A UA Little Rock student has written a successful grant that will help fund a pilot suicide prevention education program in Arkansas jails.

Kristina Johnson, a graduate student in professional and technical writing, wrote the grant on behalf of the Arkansas chapter of the American Foundation for Suicide Prevention (AFSP-AR). The nonprofit received a $10,000 grant from the Roy and Christine Sturgis Trust to supplement funding for a pilot suicide prevention education program in two Arkansas county jails. Bank of America is the sole trustee of the Roy and Christine Sturgis Trust.

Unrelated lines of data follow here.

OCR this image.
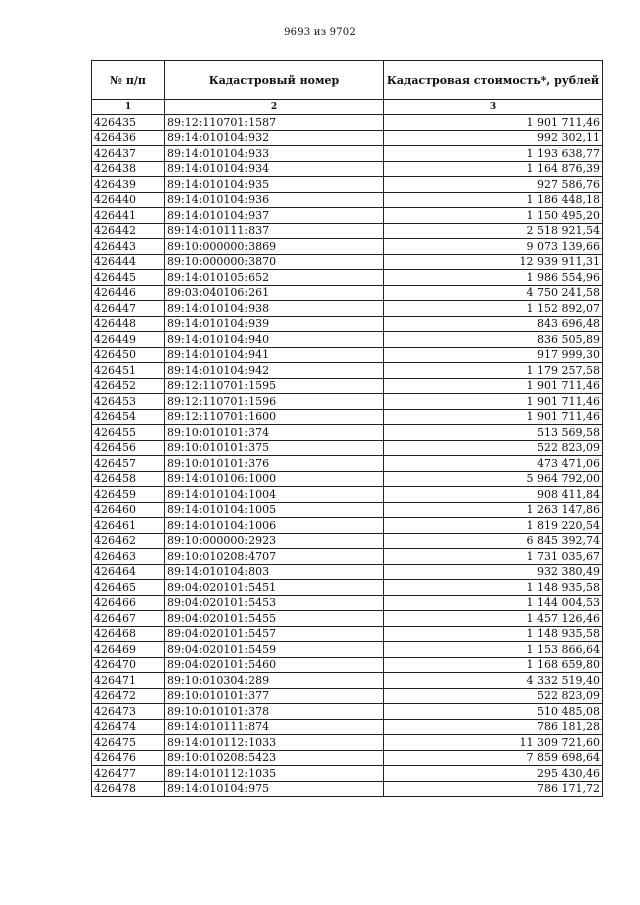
9693 из 9702
№ п/п	Кадастровый номер	Кадастровая стоимость*, рублей
1	2	3
426435	89:12:110701:1587	1 901 711,46
426436	89:14:010104:932	992 302,11
426437	89:14:010104:933	1 193 638,77
426438	89:14:010104:934	1 164 876,39
426439	89:14:010104:935	927 586,76
426440	89:14:010104:936	1 186 448,18
426441	89:14:010104:937	1 150 495,20
426442	89:14:010111:837	2 518 921,54
426443	89:10:000000:3869	9 073 139,66
426444	89:10:000000:3870	12 939 911,31
426445	89:14:010105:652	1 986 554,96
426446	89:03:040106:261	4 750 241,58
426447	89:14:010104:938	1 152 892,07
426448	89:14:010104:939	843 696,48
426449	89:14:010104:940	836 505,89
426450	89:14:010104:941	917 999,30
426451	89:14:010104:942	1 179 257,58
426452	89:12:110701:1595	1 901 711,46
426453	89:12:110701:1596	1 901 711,46
426454	89:12:110701:1600	1 901 711,46
426455	89:10:010101:374	513 569,58
426456	89:10:010101:375	522 823,09
426457	89:10:010101:376	473 471,06
426458	89:14:010106:1000	5 964 792,00
426459	89:14:010104:1004	908 411,84
426460	89:14:010104:1005	1 263 147,86
426461	89:14:010104:1006	1 819 220,54
426462	89:10:000000:2923	6 845 392,74
426463	89:10:010208:4707	1 731 035,67
426464	89:14:010104:803	932 380,49
426465	89:04:020101:5451	1 148 935,58
426466	89:04:020101:5453	1 144 004,53
426467	89:04:020101:5455	1 457 126,46
426468	89:04:020101:5457	1 148 935,58
426469	89:04:020101:5459	1 153 866,64
426470	89:04:020101:5460	1 168 659,80
426471	89:10:010304:289	4 332 519,40
426472	89:10:010101:377	522 823,09
426473	89:10:010101:378	510 485,08
426474	89:14:010111:874	786 181,28
426475	89:14:010112:1033	11 309 721,60
426476	89:10:010208:5423	7 859 698,64
426477	89:14:010112:1035	295 430,46
426478	89:14:010104:975	786 171,72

The nonprofit’s Project 2025 Corrections Program will offer and evaluate suicide prevention education programs for Pulaski County Regional Detention Center and Garland County Detention Center. Over nine months, they will implement the “Talk Saves Lives: Corrections” suicide prevention curriculum within the jails.

Afterwards, they will gather feedback on what was successful about the program, which will help AFSP-AR gain insight on growing the program in the future. Altogether, they plan to reach 350-500 people in Pulaski and Garland counties through the program. The Project 2025 Corrections Program is also funded by a UAMS Translational Research Institute Community Based Participatory Research Award.

Johnson wrote the grant as part of her fall 2021 grant writing class with Dr. Barb L’Eplattenier, a professor of rhetoric and writing at UA Little Rock.

“This is my favorite class that I have taken in the graduate program,” Johnson said. “It offered real-world experience that is absolutely paramount to grant writing. I learned a lot about myself as a professional, and I have built a great relationship with the nonprofit I worked with.”

Johnson, who also works as a technical writer at MidSOUTH, got involved with AFSP-AR after hearing Susie Reece, a volunteer with the American Foundation for Suicide Prevention, speak about suicide prevention as part of the Arkansas Conference on Child Abuse and Neglect. Johnson worked with Reece and Jacqueline Sharp, area director of the Arkansas chapter of the American Foundation for Suicide Prevention, to write the grant.

“I had never written a grant before this class, so I was very proud of the work that all of us did to write and receive the grant,” Johnson said. “I was so proud to use my writing in a meaningful way to help a meaningful cause. The goal is to save lives, and there is nothing quite like knowing that I was able to help with that. This experience has reinforced how important it is for me to use my writing skills in a way that directly helps people.”